The study, published online in the Journal of Health Economics, shows that even longtime drug addicts underestimate the impact that drug cravings have on their behaviour. Therefore, inexperienced drug users are likely to be even more oblivious.
The study involved 13 heroin addicts attempting to get clean with the help of the prescription medication buprenorphine, which quiets cravings and other withdrawal symptoms.
During the eight-week study, participants were repeatedly asked to choose between varying amounts of money ranging from $0 to $100 or an extra dose of buprenorphine. They were forced to make a decision both when they were craving buprenorphine and when they were not.

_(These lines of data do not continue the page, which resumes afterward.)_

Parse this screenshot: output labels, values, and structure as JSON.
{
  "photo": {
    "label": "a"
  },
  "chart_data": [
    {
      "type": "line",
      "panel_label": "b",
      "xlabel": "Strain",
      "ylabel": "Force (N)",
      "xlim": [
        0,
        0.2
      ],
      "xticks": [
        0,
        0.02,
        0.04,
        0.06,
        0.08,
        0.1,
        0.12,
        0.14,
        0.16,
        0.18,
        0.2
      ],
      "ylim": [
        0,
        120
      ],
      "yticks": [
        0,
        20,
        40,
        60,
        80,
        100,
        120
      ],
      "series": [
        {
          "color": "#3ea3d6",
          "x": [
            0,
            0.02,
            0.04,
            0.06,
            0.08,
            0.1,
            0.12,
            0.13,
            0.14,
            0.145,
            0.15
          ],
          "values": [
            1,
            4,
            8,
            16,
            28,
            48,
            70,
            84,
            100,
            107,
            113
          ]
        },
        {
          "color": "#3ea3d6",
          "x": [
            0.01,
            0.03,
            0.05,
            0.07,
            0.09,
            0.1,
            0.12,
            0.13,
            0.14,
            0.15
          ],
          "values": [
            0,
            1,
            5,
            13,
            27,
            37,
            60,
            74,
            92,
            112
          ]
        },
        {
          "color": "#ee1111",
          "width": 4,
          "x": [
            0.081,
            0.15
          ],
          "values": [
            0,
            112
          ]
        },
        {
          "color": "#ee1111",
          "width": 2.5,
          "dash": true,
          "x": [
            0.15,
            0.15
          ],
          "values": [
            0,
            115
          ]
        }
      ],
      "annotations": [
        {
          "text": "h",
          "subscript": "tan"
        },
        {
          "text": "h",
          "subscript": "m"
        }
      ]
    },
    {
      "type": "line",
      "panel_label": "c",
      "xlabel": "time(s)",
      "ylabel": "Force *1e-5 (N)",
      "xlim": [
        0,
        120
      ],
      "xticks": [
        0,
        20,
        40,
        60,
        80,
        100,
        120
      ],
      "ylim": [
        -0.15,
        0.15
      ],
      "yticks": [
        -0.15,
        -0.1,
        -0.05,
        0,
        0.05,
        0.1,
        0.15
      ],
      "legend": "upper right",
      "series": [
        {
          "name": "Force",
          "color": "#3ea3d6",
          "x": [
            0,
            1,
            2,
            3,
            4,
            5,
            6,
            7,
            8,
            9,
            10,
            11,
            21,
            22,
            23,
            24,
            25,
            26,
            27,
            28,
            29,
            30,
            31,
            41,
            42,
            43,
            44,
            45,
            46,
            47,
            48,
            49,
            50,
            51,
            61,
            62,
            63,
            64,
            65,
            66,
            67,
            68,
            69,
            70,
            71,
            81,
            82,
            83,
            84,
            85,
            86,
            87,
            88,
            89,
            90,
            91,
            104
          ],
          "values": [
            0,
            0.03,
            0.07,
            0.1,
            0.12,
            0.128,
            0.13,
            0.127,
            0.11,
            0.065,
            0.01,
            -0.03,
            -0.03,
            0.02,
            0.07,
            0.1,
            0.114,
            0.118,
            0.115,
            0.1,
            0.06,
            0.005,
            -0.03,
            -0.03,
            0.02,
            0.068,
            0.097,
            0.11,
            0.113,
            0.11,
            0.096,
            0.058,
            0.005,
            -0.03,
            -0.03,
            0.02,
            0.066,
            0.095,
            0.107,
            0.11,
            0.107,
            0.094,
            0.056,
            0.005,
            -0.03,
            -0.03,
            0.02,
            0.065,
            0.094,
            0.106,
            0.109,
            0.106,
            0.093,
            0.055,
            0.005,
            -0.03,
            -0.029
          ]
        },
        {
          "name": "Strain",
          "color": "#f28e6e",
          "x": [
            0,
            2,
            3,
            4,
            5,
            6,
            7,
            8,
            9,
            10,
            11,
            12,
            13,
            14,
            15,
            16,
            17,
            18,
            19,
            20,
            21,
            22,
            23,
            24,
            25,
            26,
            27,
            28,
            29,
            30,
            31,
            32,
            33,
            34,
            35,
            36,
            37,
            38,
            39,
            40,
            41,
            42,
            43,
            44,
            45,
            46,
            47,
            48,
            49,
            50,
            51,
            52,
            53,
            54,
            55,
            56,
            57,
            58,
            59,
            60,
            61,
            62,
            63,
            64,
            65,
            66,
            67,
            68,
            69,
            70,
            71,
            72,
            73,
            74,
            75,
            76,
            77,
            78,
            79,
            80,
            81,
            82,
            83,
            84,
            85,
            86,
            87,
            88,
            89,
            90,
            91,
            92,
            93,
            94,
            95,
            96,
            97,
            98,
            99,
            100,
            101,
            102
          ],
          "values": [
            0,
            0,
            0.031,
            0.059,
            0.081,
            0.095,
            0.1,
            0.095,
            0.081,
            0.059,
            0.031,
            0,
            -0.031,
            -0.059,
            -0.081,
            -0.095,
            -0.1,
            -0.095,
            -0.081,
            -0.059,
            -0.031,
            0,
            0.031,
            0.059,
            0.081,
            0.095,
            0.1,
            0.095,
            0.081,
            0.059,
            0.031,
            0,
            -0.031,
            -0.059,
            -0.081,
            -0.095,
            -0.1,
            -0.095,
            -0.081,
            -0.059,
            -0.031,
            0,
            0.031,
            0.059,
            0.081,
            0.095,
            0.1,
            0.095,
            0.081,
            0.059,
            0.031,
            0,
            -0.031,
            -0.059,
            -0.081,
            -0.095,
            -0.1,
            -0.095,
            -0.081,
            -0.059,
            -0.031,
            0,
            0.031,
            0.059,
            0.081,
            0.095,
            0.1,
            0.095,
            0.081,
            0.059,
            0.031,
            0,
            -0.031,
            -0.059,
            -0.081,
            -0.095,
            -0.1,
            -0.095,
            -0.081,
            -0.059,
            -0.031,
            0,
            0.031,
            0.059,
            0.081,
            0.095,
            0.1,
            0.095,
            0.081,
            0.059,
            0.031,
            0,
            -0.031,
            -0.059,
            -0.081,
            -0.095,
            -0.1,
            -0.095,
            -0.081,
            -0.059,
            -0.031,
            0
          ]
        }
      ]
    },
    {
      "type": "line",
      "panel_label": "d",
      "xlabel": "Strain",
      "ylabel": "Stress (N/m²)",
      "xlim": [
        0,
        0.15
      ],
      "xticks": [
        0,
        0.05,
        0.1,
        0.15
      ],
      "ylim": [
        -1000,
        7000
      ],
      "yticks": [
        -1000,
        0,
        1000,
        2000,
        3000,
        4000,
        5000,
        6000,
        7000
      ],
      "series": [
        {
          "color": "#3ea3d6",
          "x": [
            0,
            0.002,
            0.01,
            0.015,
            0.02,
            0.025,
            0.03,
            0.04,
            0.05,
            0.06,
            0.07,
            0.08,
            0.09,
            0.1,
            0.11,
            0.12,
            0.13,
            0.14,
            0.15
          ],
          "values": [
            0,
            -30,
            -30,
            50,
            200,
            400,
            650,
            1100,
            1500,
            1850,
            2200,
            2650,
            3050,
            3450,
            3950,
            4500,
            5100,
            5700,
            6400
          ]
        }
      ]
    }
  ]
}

The researchers predicted and found that heroin addicts valued an extra dose of buprenorphine more highly when they were currently craving it (right before the next dose) than when they were not craving it (right after receiving buprenorphine) - even when they knew the next dose was five days off.
“If addicts can’t appreciate the intensity of craving when they aren’t currently experiencing it, as these results suggest, it seems unlikely that those who have never experienced a craving could predict its motivational force,” Dr. George Loewenstein, a professor at Carnegie Mellon University in Pittsburgh who was involved in the study, said in a press release.
Addicts who are in treatment may think they will be okay out of treatment, added co-investigator Dr. Warren K. Bickel of the University of Arkansas.
“However, if they underestimate the power of drugs, they may be surprised that they relapse.”
Similarly, “adolescents may think that they can try drugs without ill consequence. But they may underestimate how powerful a drug is and therefore expose themselves to the drug,” Bickel said.